I want to pretend Alexa and her friends aren’t waiting for me, but a quick glance at her face tells me otherwise. She’s practically salivating. That’s the not-so-great thing about the last day of school: no repercussions.
“Hey,” she says sharply, taking a step towards me. “Manners.”
I instinctively look for another exit. But, short of using Toby to hurdle the fence, there’s no other way out of the school. So I duck my head and try my hardest to become completely invisible.
Thanks to not being a member of the Fantastic Four, this doesn’t work.
“HEY,” Alexa says again, blocking my path. She glances briefly at Toby. He scratches at the inside of his ear and then sniffs his finger. “Did you have fun in that exam, geek? Bet you did. I bet it was the best fun you’ve had in ages. ”
I flush slightly. She’s absolutely right: it was awesome. When I got to the essay question about the life cycle of a star, I actually got a bit dizzy with excitement. “Maybe,” I say with the most non-committal shrug I can muster.
“Bet you knew all the answers, didn’t you, you total spod.”
I shake my head. “Only about ninety-three per cent of them.”
Everyone snickers – I don’t know why: that’s still a solid A* – and Alexa scowls at me.

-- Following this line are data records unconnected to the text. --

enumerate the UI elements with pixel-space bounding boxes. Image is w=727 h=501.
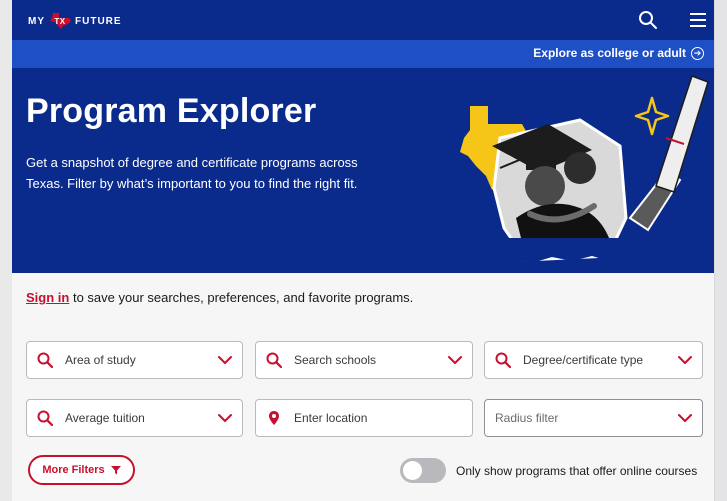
hamburger-menu-icon[interactable]	[690, 12, 706, 28]
search-icon	[266, 352, 282, 368]
search-icon	[37, 352, 53, 368]
online-courses-label: Only show programs that offer online cou…	[456, 464, 698, 478]
more-filters-label: More Filters	[42, 464, 105, 476]
explore-college-adult-link[interactable]: Explore as college or adult ➔	[533, 46, 704, 60]
search-schools-dropdown[interactable]: Search schools	[255, 341, 473, 379]
degree-type-label: Degree/certificate type	[523, 353, 644, 367]
location-field[interactable]: Enter location	[255, 399, 473, 437]
average-tuition-dropdown[interactable]: Average tuition	[26, 399, 243, 437]
logo-text-my: MY	[28, 15, 45, 27]
radius-filter-dropdown[interactable]: Radius filter	[484, 399, 703, 437]
chevron-down-icon	[678, 414, 692, 422]
average-tuition-label: Average tuition	[65, 411, 145, 425]
location-placeholder: Enter location	[294, 411, 368, 425]
top-nav: MY TX FUTURE	[12, 0, 714, 40]
signin-prompt: Sign in to save your searches, preferenc…	[26, 290, 413, 305]
area-of-study-dropdown[interactable]: Area of study	[26, 341, 243, 379]
hero-description: Get a snapshot of degree and certificate…	[26, 155, 358, 191]
chevron-down-icon	[678, 356, 692, 364]
online-courses-toggle[interactable]	[400, 458, 446, 483]
sign-in-link[interactable]: Sign in	[26, 290, 69, 305]
filter-funnel-icon	[110, 466, 121, 475]
torn-paper-edge	[12, 238, 714, 264]
window-scrollbar[interactable]	[714, 0, 727, 501]
toggle-knob	[403, 461, 422, 480]
chevron-down-icon	[448, 356, 462, 364]
mytxfuture-logo[interactable]: MY TX FUTURE	[28, 13, 122, 29]
search-schools-label: Search schools	[294, 353, 377, 367]
signin-prompt-text: to save your searches, preferences, and …	[69, 290, 414, 305]
map-pin-icon	[269, 411, 279, 425]
chevron-down-icon	[218, 414, 232, 422]
search-icon[interactable]	[638, 10, 658, 30]
logo-text-future: FUTURE	[75, 15, 122, 27]
arrow-right-circle-icon: ➔	[691, 46, 704, 60]
search-icon	[495, 352, 511, 368]
degree-certificate-type-dropdown[interactable]: Degree/certificate type	[484, 341, 703, 379]
logo-text-tx: TX	[54, 16, 66, 26]
explore-link-label: Explore as college or adult	[533, 46, 686, 60]
page-title: Program Explorer	[26, 92, 317, 130]
radius-filter-label: Radius filter	[495, 411, 559, 425]
chevron-down-icon	[218, 356, 232, 364]
area-of-study-label: Area of study	[65, 353, 136, 367]
texas-badge-icon: TX	[49, 13, 71, 29]
search-icon	[37, 410, 53, 426]
more-filters-button[interactable]: More Filters	[28, 455, 135, 485]
page: MY TX FUTURE Explore as college or adult…	[12, 0, 714, 501]
explore-bar: Explore as college or adult ➔	[12, 40, 714, 68]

I try to walk away, but she blocks me again. “So you’ve heard about the massive house party I’m having tonight?”
The answer to this question is obviously: yes. There are Eskimos in Siberia who woke up this morning, fully aware of the house party Alexa is having tonight.
“No.”
“ I’ve heard about it,” Toby interrupts eagerly. “You’re having tiny jellies, aren’t you? Alexa, they sound brilliant . I’ve always found normal-sized jellies unhygienic. All those different spoons. It’s much more sanitary to have lots of little ones each, isn’t it?”
Alexa ignores him. “A guy who used to be on TV is coming. So it’s technically a celebrity party.”
Toby nods sagely. “No green jelly then. Just awesome red and purple, right? My mum makes mine in the shape of a rocket with liquorice where the engines would be.”
Years from now, historians will look back at records of these days and wonder how Toby managed to get through them alive.
“That’s nice for you, Alexa,” I say, finally managing to dodge round her and start walking in the opposite direction.
“So, Manners” – and she clears her throat – “Want to come?”